As an adoptive mother, Christie noted the importance of continuing to spread the message that "Adoption is the loving option" -- "like we say on all the marches." She and her husband have four biological children and their fifth child is adopted.
"We need to keep holding that up before people and say every child conceived is conceived for a purpose, is loved into being and we can find a beautiful home for this child. Not to worry," she said. "Death is not the answer for a child that comes with complications, and let's face it, what child doesn't come with complications?"
The reversal of Roe is "a new dawn for America," said Christie. "It's wonderful we don't have to say any more that there's a constitutional right to destroy a child, that pits a woman against her own children.

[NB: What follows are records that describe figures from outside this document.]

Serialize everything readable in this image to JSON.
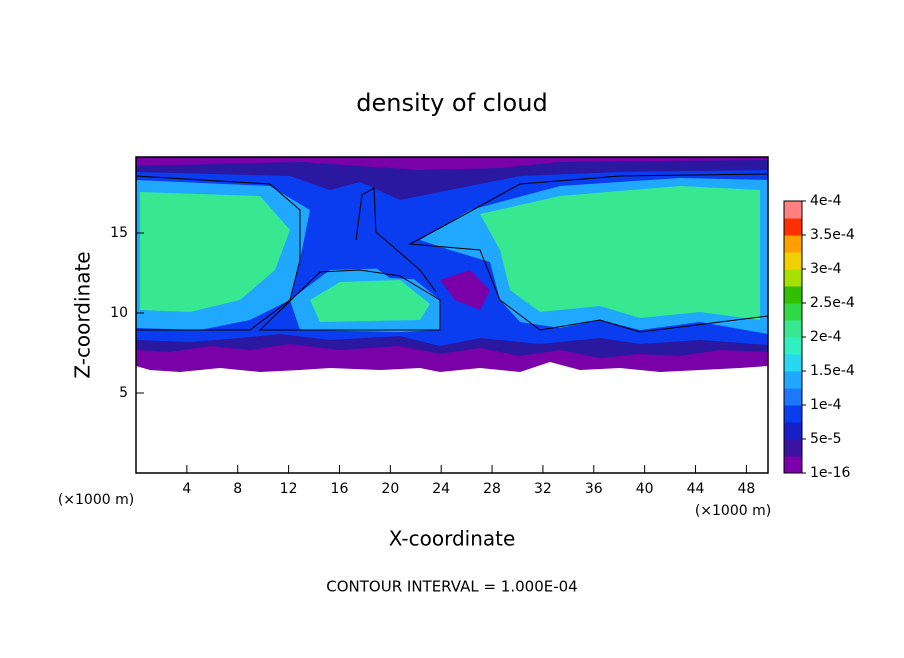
{
  "chart_data": {
    "type": "contour",
    "title": "density of cloud",
    "x_label": "X-coordinate",
    "y_label": "Z-coordinate",
    "x_unit": "(×1000 m)",
    "y_unit": "(×1000 m)",
    "annotation": "CONTOUR INTERVAL = 1.000E-04",
    "xlim": [
      0,
      49.7
    ],
    "ylim": [
      0,
      19.75
    ],
    "xticks": [
      4,
      8,
      12,
      16,
      20,
      24,
      28,
      32,
      36,
      40,
      44,
      48
    ],
    "yticks": [
      5,
      10,
      15
    ],
    "colorbar": {
      "lim": [
        0,
        0.0004
      ],
      "ticks": [
        {
          "value": 1e-16,
          "label": "1e-16"
        },
        {
          "value": 5e-05,
          "label": "5e-5"
        },
        {
          "value": 0.0001,
          "label": "1e-4"
        },
        {
          "value": 0.00015,
          "label": "1.5e-4"
        },
        {
          "value": 0.0002,
          "label": "2e-4"
        },
        {
          "value": 0.00025,
          "label": "2.5e-4"
        },
        {
          "value": 0.0003,
          "label": "3e-4"
        },
        {
          "value": 0.00035,
          "label": "3.5e-4"
        },
        {
          "value": 0.0004,
          "label": "4e-4"
        }
      ],
      "colors": [
        "#7a00a8",
        "#3a14a0",
        "#1a20c8",
        "#0a3cf0",
        "#1e78ff",
        "#20a8ff",
        "#28d8f0",
        "#30f0c0",
        "#38e890",
        "#30d848",
        "#30c000",
        "#a8e000",
        "#f0d000",
        "#ffa000",
        "#ff3000",
        "#ff8080"
      ]
    }
  }
}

"America is a new nation starting today and today is the day we roll up our sleeves and we make her more beautiful each and every day that dawns."
The nation "will go through a very difficult period" and "there is already a great deal of anger" among opponents of the court reversing Roe, Archbishop Lori said.
"Sometimes it is hard to break through the anger, but I think that this is a moment for prayer, sustained prayer," he said. "It's a moment for us to remain calm and loving and focused on mothers and their needs."
"The best chance of winning minds and hearts" is to show the church focuses "both on the mother and the child," he said.
"I would love to think we would win them all but I think this is something we have to work at," he added. "We have to demonstrate that the pro-life movement at its best is about love, care and compassion. (We need to) put that contrast out there -- not self-righteously but humbly and in the spirit of service."